The research effort has three main tasks:
- Conduct a literature survey analyzing asset-based approaches for defining and measuring disaster resilience;
- Identify gaps between asset-based approaches and community scale approaches and develop a conceptual approach to define and measure disaster resilience at the community scale; and
- Publish a technical report that synthesizes findings from the research effort to set the stage for further developments.

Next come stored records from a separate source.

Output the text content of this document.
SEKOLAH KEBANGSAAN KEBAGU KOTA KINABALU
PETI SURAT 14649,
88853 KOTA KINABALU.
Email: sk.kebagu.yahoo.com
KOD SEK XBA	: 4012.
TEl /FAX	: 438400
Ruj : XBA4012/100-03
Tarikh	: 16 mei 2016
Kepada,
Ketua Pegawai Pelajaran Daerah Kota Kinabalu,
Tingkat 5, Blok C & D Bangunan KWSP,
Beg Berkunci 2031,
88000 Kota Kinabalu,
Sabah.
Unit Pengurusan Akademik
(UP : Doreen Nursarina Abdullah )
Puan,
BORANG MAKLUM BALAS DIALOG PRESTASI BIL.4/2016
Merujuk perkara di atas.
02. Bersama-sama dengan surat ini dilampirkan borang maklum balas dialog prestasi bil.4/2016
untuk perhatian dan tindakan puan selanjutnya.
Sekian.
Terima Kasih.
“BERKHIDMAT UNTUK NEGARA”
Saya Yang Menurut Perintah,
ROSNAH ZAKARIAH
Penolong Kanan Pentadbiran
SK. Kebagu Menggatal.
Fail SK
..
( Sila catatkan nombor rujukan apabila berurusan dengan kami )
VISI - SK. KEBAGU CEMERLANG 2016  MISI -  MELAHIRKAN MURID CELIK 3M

Andrei Reinhorn, Department of Civil, Structural and Environmental Engineering (CSEE), University at Buffalo (UB), is the principal investigator of the project. Co-PIs at UB include Chris Renschler, Geography, and Michel Bruneau, CSEE. Lucy Arendt, University of Wisconsin-Green Bay, an expert in social science and policy, and Gian Paolo Cimellaro, Politecnico di Torino, Italy, an expert in systems engineering, will serve as independent consultants.
Earlier this year, a group of MCEER investigators participated in a NIST-sponsored workshop entitled A Framework for Disaster Resilience. Held April 13, 2009 at NIST headquarters, the workshop afforded participants from NIST and MCEER with an opportunity to exchange information on the concept of disaster resilience and its applications in earthquake engineering. MCEER Director Andre Filiatrault, former MCEER Director Michel Bruneau, and MCEER investigator Andrei Reinhorn made presentations on a variety of topics related to MCEER’s concept of resilience.